# I REALLY hate wind!



## mroct31 (Nov 10, 2007)

The big bad Santa Ana's showed up in full force today! There's going to be some clean up of the haunt as well as some repair work needed! Almost made it this month, we usually get wind but earlier in the month when not so much is out yet! That's what I get for thinking I was ahead this year!


----------



## Doc Doom (Aug 28, 2008)

*Man I hate the wind*

For the second time in about a week had 40-50 mph winds. Tore the crap out of everything outside. Even blew my coffin with a rising lucky off my shed room. It weighs at least 40 l s too. My FCG was wound up in a ball the size of a bowling ball, totaly ruined. Damn, damn, damn.


----------



## RoxyBlue (Oct 6, 2008)

Sorry to hear that, Doc Usually our biggest concern with wind is losing any chance at getting the fog to stay low. I don't think we've had a really windy Halloween in years, but I've seen a number of posts made by people who've already had problems this year.


----------



## jdubbya (Nov 6, 2005)

Wind is w/o a doubt a haunters worst enemy!
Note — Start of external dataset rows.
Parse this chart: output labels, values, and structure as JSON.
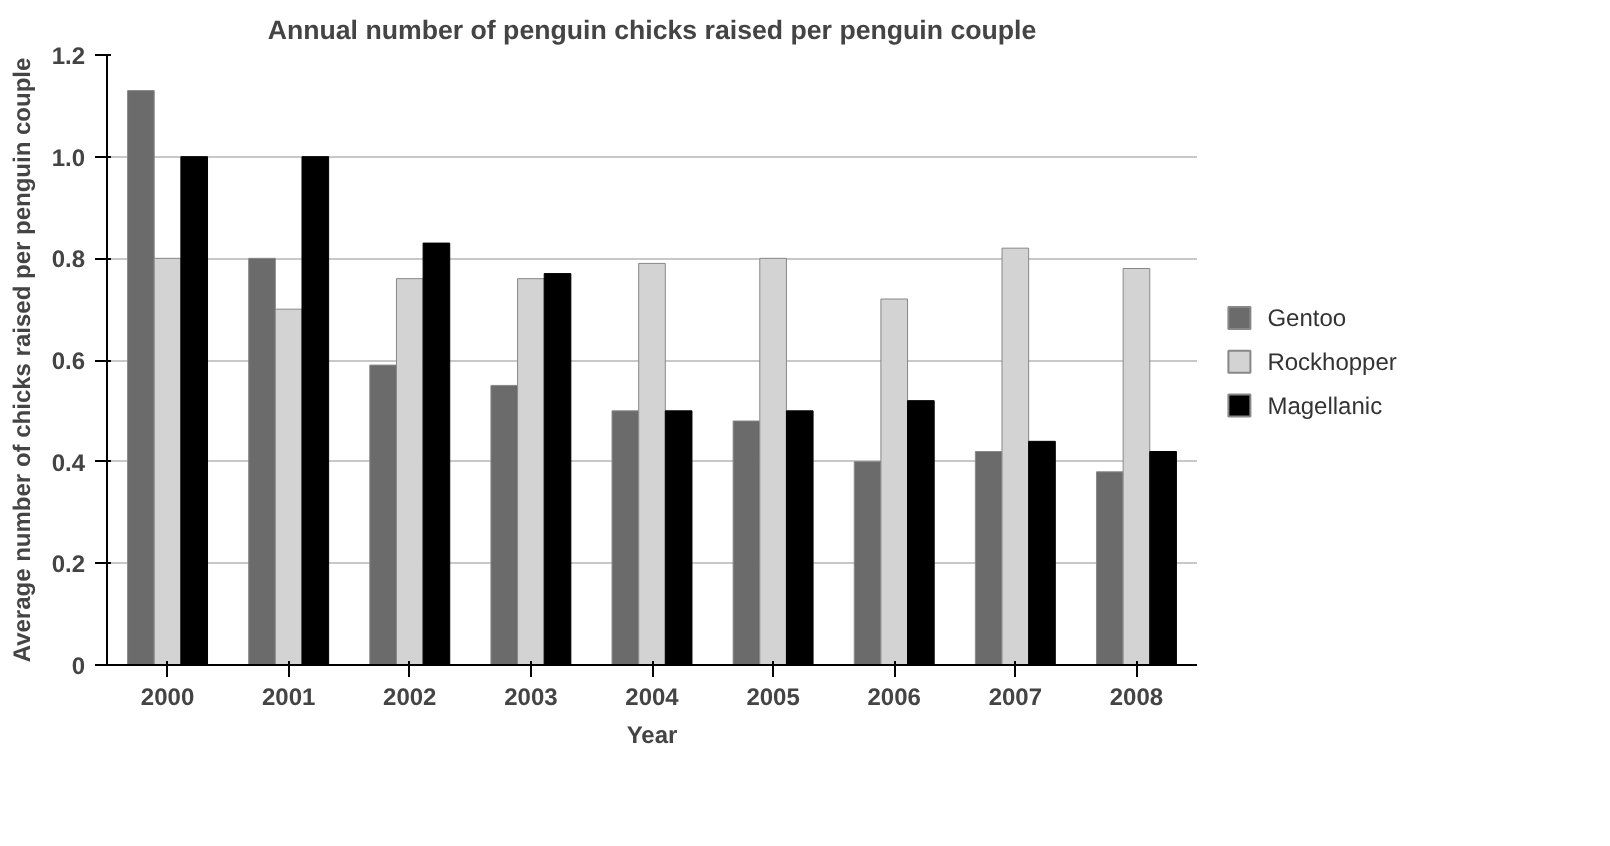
{
  "chart_data": {
    "type": "bar",
    "title": "Annual number of penguin chicks raised per penguin couple",
    "xlabel": "Year",
    "ylabel": "Average number of chicks raised per penguin couple",
    "categories": [
      "2000",
      "2001",
      "2002",
      "2003",
      "2004",
      "2005",
      "2006",
      "2007",
      "2008"
    ],
    "series": [
      {
        "name": "Gentoo",
        "color": "#6b6b6b",
        "values": [
          1.13,
          0.8,
          0.59,
          0.55,
          0.5,
          0.48,
          0.4,
          0.42,
          0.38
        ]
      },
      {
        "name": "Rockhopper",
        "color": "#d3d3d3",
        "values": [
          0.8,
          0.7,
          0.76,
          0.76,
          0.79,
          0.8,
          0.72,
          0.82,
          0.78
        ]
      },
      {
        "name": "Magellanic",
        "color": "#000000",
        "values": [
          1.0,
          1.0,
          0.83,
          0.77,
          0.5,
          0.5,
          0.52,
          0.44,
          0.42
        ]
      }
    ],
    "ylim": [
      0,
      1.2
    ],
    "yticks": [
      0,
      {
        "value": 0.2,
        "label": "0.2"
      },
      {
        "value": 0.4,
        "label": "0.4"
      },
      {
        "value": 0.6,
        "label": "0.6"
      },
      {
        "value": 0.8,
        "label": "0.8"
      },
      {
        "value": 1.0,
        "label": "1.0"
      },
      {
        "value": 1.2,
        "label": "1.2"
      }
    ],
    "grid": "y",
    "legend": "right"
  }
}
I'd rather have rain or cold. There have been a lot of threads this year about the wind damage to haunts and displays. We're hoping for a fairly calm night but it's calling for it to be windy. I just can't fasten my stuff down any more than it already is.


----------



## nixie (Sep 17, 2008)

I'm so sorry to hear that. That really sucks.


----------



## Doc Doom (Aug 28, 2008)

I just made a similar post. Some stuff was busted beyond repair.


----------



## Optym (Oct 27, 2009)

Wind has been a huge concern for me too! When setting up my tombstones (all of which are styrofoam) I used lots of fishing line and rocks bricks skulls, whatever I could to weight them down, front and back. I still have to go out every morn and check them though.


----------



## remylass (Sep 18, 2008)

Happened to me last weekend. Had to repair several things, and many tombstones are still not replaced.


----------



## madmomma (Jul 1, 2009)

Wind and rain did a number on my things too. Have to keep fixing them. Rest of the stuff not going out until Friday which, so far, doesn't look too bad. We'll see. KEEP YOUR CHIN UP!


----------